Neben der Schule wird auch das Hallenbad saniert. Viel Geld fließt in die Technik des Bades. Während der Umbaumaßnahmen im kommenden Jahr wird der Schwimmunterricht wahrscheinlich ausfallen. „Unser Bad ist etwas ganz Besonderes, weil man es für Kindergeburtstage mieten kann“, ist Bukowski froh über das Highlight. In diesem Jahr wurden bereits über 100 Kindergeburtstage dort gefeiert.

Neben den öffentlichen Investitionen ist der Rathauschef auch über das private Engagement erfreut. Allen voran sei der Hallenbau in Lichtenberg der Firma Montaplast enorm wichtig. Ende 2019 soll die Fertigung anlaufen und das Unternehmen an diesem Standort ein eigenständiges Werk betreiben. Und auch die Firma FAGSI wird in der Nähe eine neue Produktionshalle errichten.

Im Ortskern wird sich im kommenden Jahr auch etwas ändern. An der Waldbröler Straße soll ein Fachmarktzentrum entstehen. Der jetzige Netto Marken-Discount wird in ein neues Gebäude in unmittelbarer Nähe ziehen. In die freiwerdende Immobilie zieht die Drogeriemarktkette Rossmann. Außerdem sollen ein kleines Hotel und Wohnungen in dem Bereich entstehen. Dazu müssen noch vier alte Wohnhäuser abgerissen werden. „Seit Jahren bemühen wir uns um einen Drogeriemarkt, der nun einen Platz im Ortskern erhält“, freut sich Bukowski.

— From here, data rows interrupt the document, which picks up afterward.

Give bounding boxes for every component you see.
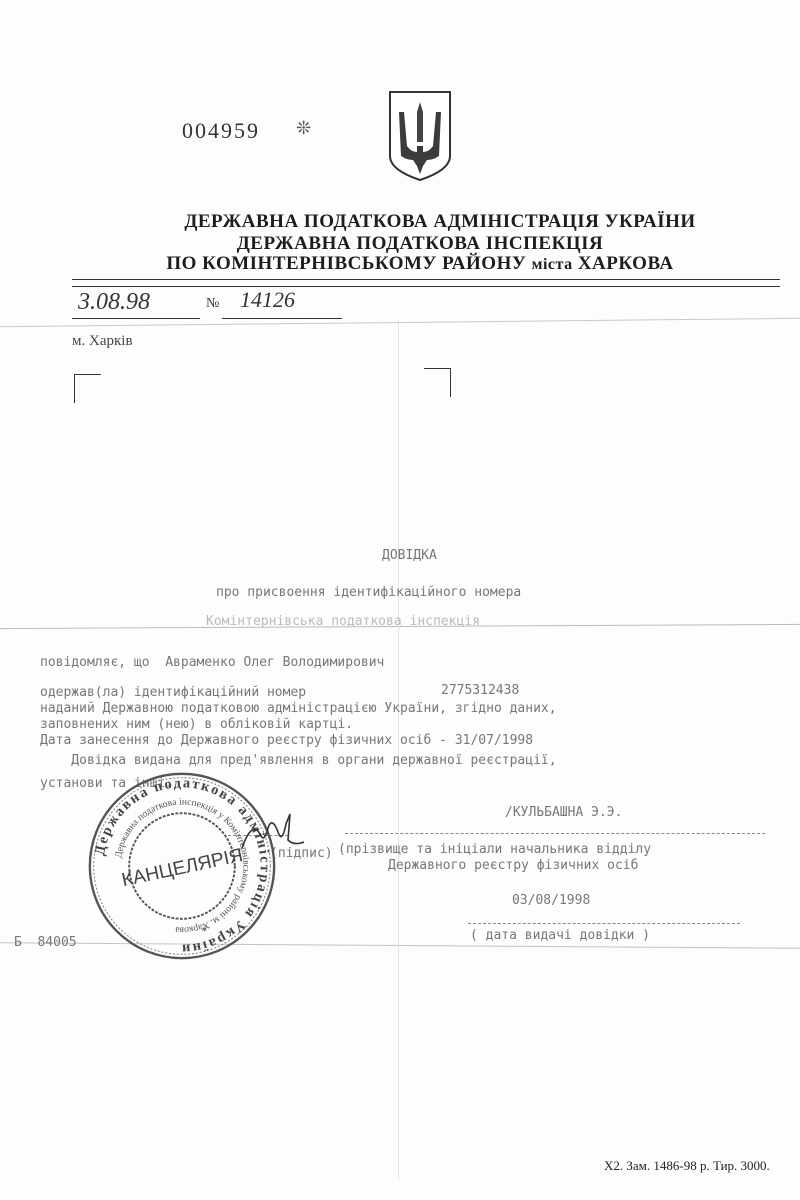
- signatory-caption-1: (прізвище та ініціали начальника відділу: [338, 842, 651, 857]
- issuer-line: Комінтернівська податкова інспекція: [206, 614, 480, 629]
- print-info: Х2. Зам. 1486-98 р. Тир. 3000.: [604, 1158, 770, 1174]
- body-line-2: одержав(ла) ідентифікаційний номер: [40, 685, 306, 700]
- header-district: ПО КОМІНТЕРНІВСЬКОМУ РАЙОНУ міста ХАРКОВ…: [20, 253, 800, 275]
- issue-date: 03/08/1998: [512, 893, 590, 908]
- header-district-city: ХАРКОВА: [578, 253, 674, 274]
- fold-line: [398, 320, 399, 1180]
- address-corner: [424, 368, 451, 397]
- document-title: ДОВІДКА: [382, 548, 437, 563]
- svg-text:КАНЦЕЛЯРІЯ: КАНЦЕЛЯРІЯ: [120, 845, 245, 891]
- fold-line: [0, 318, 800, 327]
- document-subtitle: про присвоення ідентифікаційного номера: [216, 585, 521, 600]
- body-line-4: заповнених ним (нею) в обліковій картці.: [40, 717, 353, 732]
- issue-date-caption: ( дата видачі довідки ): [470, 928, 650, 943]
- header-rule: [72, 279, 780, 280]
- signatory-caption-2: Державного реєстру фізичних осіб: [388, 858, 638, 873]
- id-number: 2775312438: [441, 683, 519, 698]
- outgoing-date: 3.08.98: [78, 289, 150, 316]
- date-underline: [72, 318, 200, 319]
- city-label: м. Харків: [72, 333, 133, 350]
- header-inspection: ДЕРЖАВНА ПОДАТКОВА ІНСПЕКЦІЯ: [20, 233, 800, 255]
- trident-coat-of-arms-icon: [387, 90, 453, 182]
- serial-number: 004959: [182, 118, 260, 144]
- header-district-small: міста: [532, 256, 573, 273]
- body-line-1: повідомляє, що Авраменко Олег Володимиро…: [40, 655, 384, 670]
- outgoing-number: 14126: [240, 287, 295, 313]
- issue-date-line: [468, 923, 740, 924]
- header-district-main: ПО КОМІНТЕРНІВСЬКОМУ РАЙОНУ: [166, 253, 526, 274]
- document-page: 004959 ❊ ДЕРЖАВНА ПОДАТКОВА АДМІНІСТРАЦІ…: [0, 0, 800, 1200]
- number-label: №: [206, 296, 219, 312]
- body-line-6: Довідка видана для пред'явлення в органи…: [40, 753, 557, 768]
- office-stamp-icon: Державна податкова адміністрація України…: [86, 770, 278, 962]
- svg-text:*: *: [201, 924, 207, 938]
- signatory-name: /КУЛЬБАШНА Э.Э.: [505, 805, 622, 820]
- number-underline: [222, 318, 342, 319]
- serial-mark-icon: ❊: [296, 118, 311, 139]
- body-line-3: наданий Державною податковою адміністрац…: [40, 701, 557, 716]
- address-corner: [74, 374, 101, 403]
- signature-scribble: [238, 810, 308, 860]
- signatory-line: [345, 833, 765, 834]
- header-administration: ДЕРЖАВНА ПОДАТКОВА АДМІНІСТРАЦІЯ УКРАЇНИ: [40, 211, 800, 233]
- header-rule: [72, 286, 780, 287]
- body-line-5: Дата занесення до Державного реєстру фіз…: [40, 733, 533, 748]
- form-code: Б 84005: [14, 935, 77, 950]
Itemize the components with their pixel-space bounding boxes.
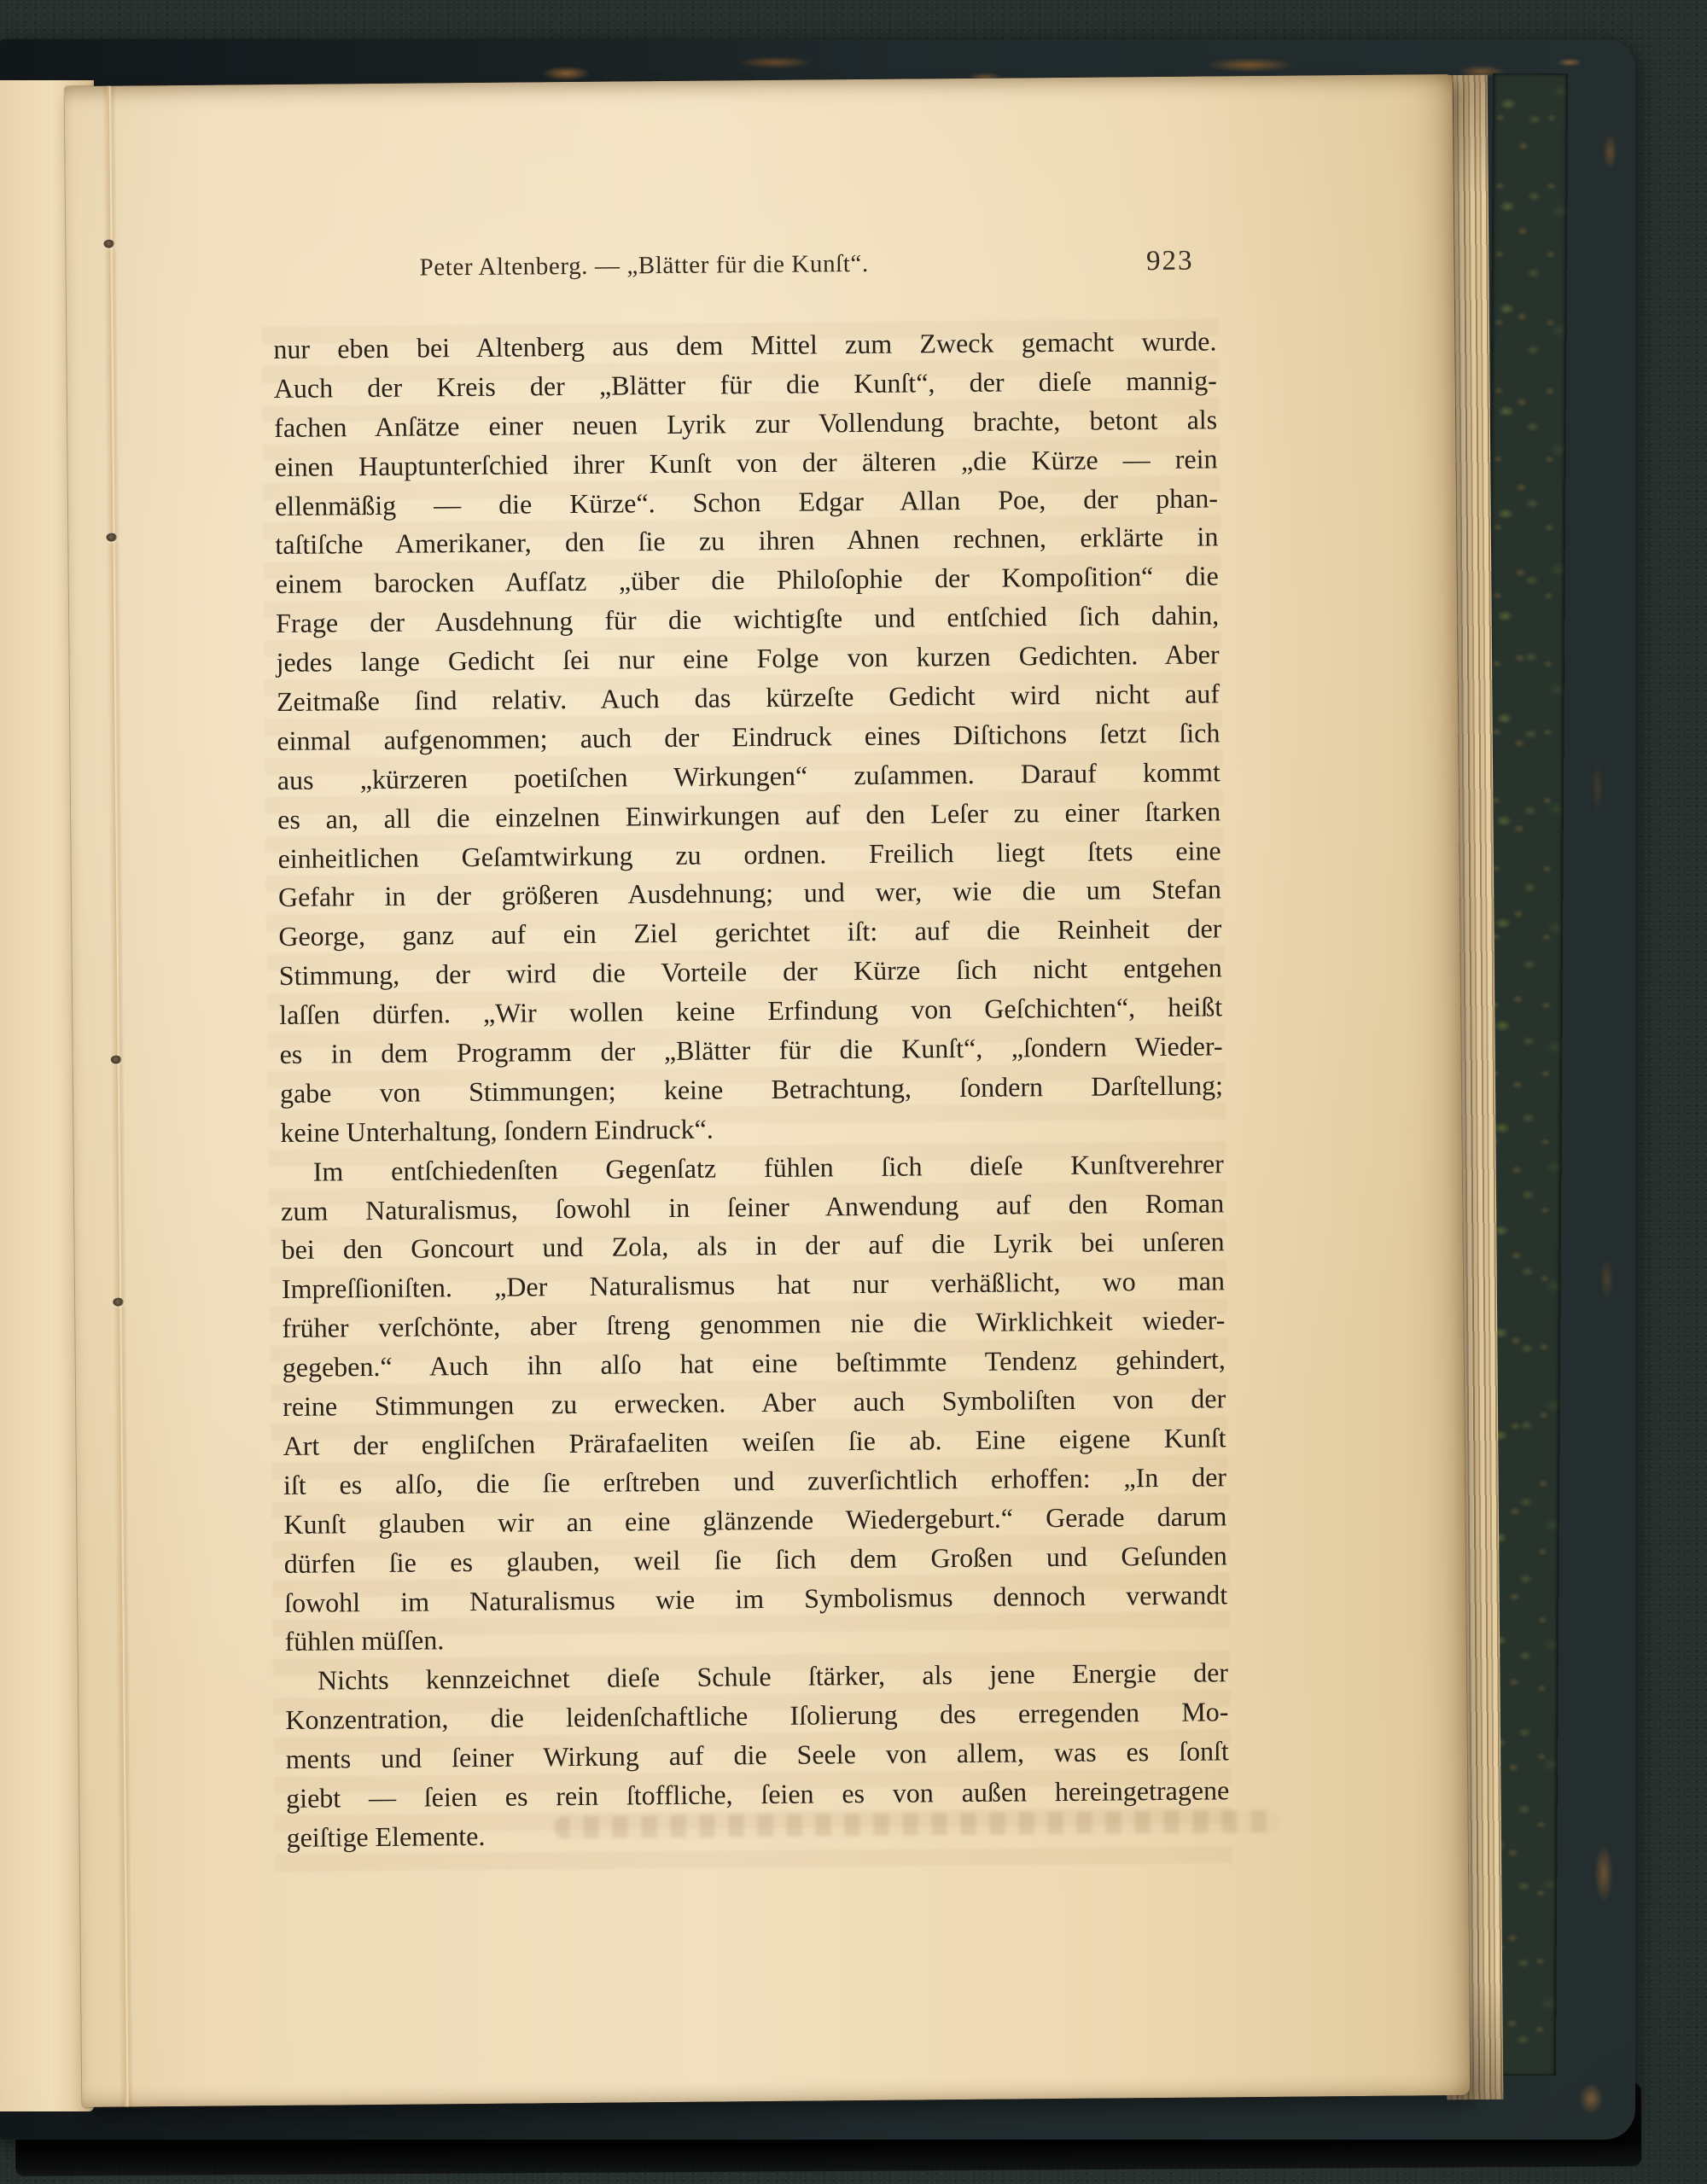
page-number: 923 [1146, 246, 1194, 277]
page-text: nur eben bei Altenberg aus dem Mittel zu… [273, 322, 1230, 1857]
book-page: Peter Altenberg. — „Blätter für die Kunſ… [65, 74, 1471, 2107]
page-header: Peter Altenberg. — „Blätter für die Kunſ… [272, 247, 1215, 293]
sewing-hole [106, 533, 117, 542]
cover-worn-edge-right [1572, 90, 1635, 2140]
text-line: geiſtige Elemente. [286, 1810, 1229, 1858]
gutter-crease [102, 86, 134, 2107]
text-line: gabe von Stimmungen; keine Betrachtung, … [280, 1066, 1223, 1114]
sewing-hole [113, 1298, 124, 1307]
running-title: Peter Altenberg. — „Blätter für die Kunſ… [419, 250, 868, 282]
text-line: giebt — ſeien es rein ſtoffliche, ſeien … [286, 1771, 1229, 1819]
sewing-hole [111, 1056, 122, 1064]
sewing-hole [103, 240, 114, 248]
book-photo: Peter Altenberg. — „Blätter für die Kunſ… [0, 0, 1707, 2184]
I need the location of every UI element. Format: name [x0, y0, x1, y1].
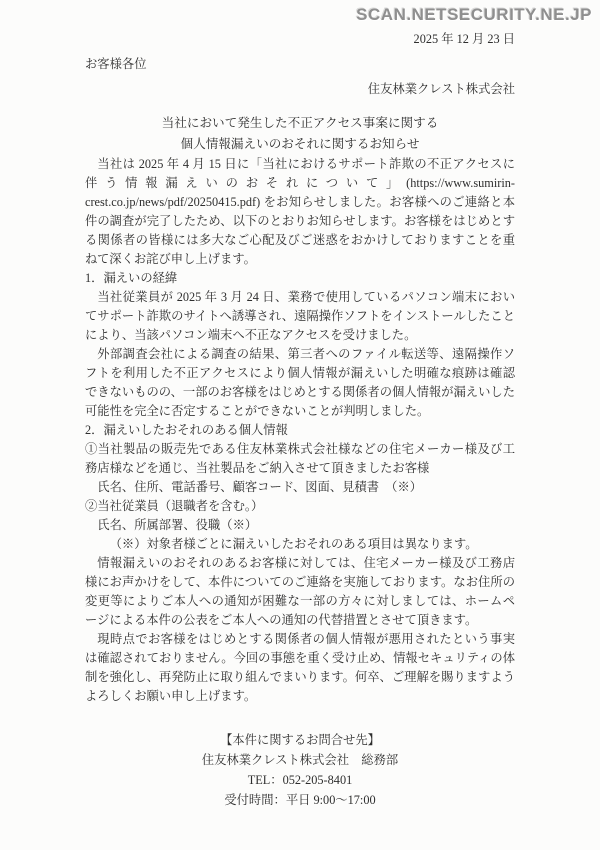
section2-item2: ②当社従業員（退職者を含む。）: [85, 497, 515, 516]
contact-block: 【本件に関するお問合せ先】 住友林業クレスト株式会社 総務部 TEL：052-2…: [85, 730, 515, 810]
section2-note: （※）対象者様ごとに漏えいしたおそれのある項目は異なります。: [85, 535, 515, 554]
closing-paragraph-2: 現時点でお客様をはじめとする関係者の個人情報が悪用されたという事実は確認されてお…: [85, 630, 515, 706]
section2-item1: ①当社製品の販売先である住友林業株式会社様などの住宅メーカー様及び工務店様などを…: [85, 440, 515, 478]
document-date: 2025 年 12 月 23 日: [85, 30, 515, 49]
closing-paragraph-1: 情報漏えいのおそれのあるお客様に対しては、住宅メーカー様及び工務店様にお声かけを…: [85, 554, 515, 630]
section2-item1-fields: 氏名、住所、電話番号、顧客コード、図面、見積書 （※）: [85, 478, 515, 497]
contact-company: 住友林業クレスト株式会社 総務部: [85, 750, 515, 770]
document-title: 当社において発生した不正アクセス事案に関する 個人情報漏えいのおそれに関するお知…: [85, 113, 515, 155]
section1-heading: 1．漏えいの経緯: [85, 269, 515, 288]
section2-item2-fields: 氏名、所属部署、役職（※）: [85, 516, 515, 535]
document-title-line1: 当社において発生した不正アクセス事案に関する: [85, 113, 515, 134]
sender-company: 住友林業クレスト株式会社: [85, 80, 515, 99]
document-title-line2: 個人情報漏えいのおそれに関するお知らせ: [85, 134, 515, 155]
recipient-line: お客様各位: [85, 55, 515, 74]
contact-heading: 【本件に関するお問合せ先】: [85, 730, 515, 750]
site-watermark: SCAN.NETSECURITY.NE.JP: [356, 5, 592, 25]
scanned-document-page: SCAN.NETSECURITY.NE.JP 2025 年 12 月 23 日 …: [0, 0, 600, 850]
intro-paragraph: 当社は 2025 年 4 月 15 日に「当社におけるサポート詐欺の不正アクセス…: [85, 155, 515, 269]
section1-paragraph-2: 外部調査会社による調査の結果、第三者へのファイル転送等、遠隔操作ソフトを利用した…: [85, 345, 515, 421]
contact-hours: 受付時間：平日 9:00～17:00: [85, 790, 515, 810]
contact-tel: TEL：052-205-8401: [85, 770, 515, 790]
section2-heading: 2．漏えいしたおそれのある個人情報: [85, 421, 515, 440]
section1-paragraph-1: 当社従業員が 2025 年 3 月 24 日、業務で使用しているパソコン端末にお…: [85, 288, 515, 345]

Bald sind auch die Fassadenarbeiten am sogenannten „Provinzial-Haus“ abgeschlossen. Hiervon erhofft sich Bukowski eine Art Domino-Effekt. Für den Zentrumsbereich gibt es mittlerweile ein Hof- und Fassadenprogramm. Eine kostenlose und unverbindliche Erstberatung für Immobilien-Eigentümer bieten die Ortsteilarchitekten an. „Hiervon verspreche ich mir sehr viel“, wünscht sich Bukowski Nachahmer zur optischen Aufwertung des Hauptortes.

Und auch bei der Breitbandversorgung gibt es gute Nachrichten für die rund 500 Haushalte, die noch als unterversorgt gelten. „Schnellstmöglich“ sollen die weißen Flecken beseitigt werden. Durch die Bundesförderung winkt der Gemeinde eine große Summe an Fördermitteln. Ebenfalls positiv sieht Bukowski die Entwicklung beim Straßenbau. Besonders der Ausbau der L 336 zwischen dem Knoten Hülstert und Morsbach für rund 13 Millionen Euro durch das Land Nordrhein-Westfalen sei dringend notwendig und die aktuelle Situation eine enorme Belastung. Alles zusammengerechnet hat Oberbergs kleineste Gemeinde viel vor.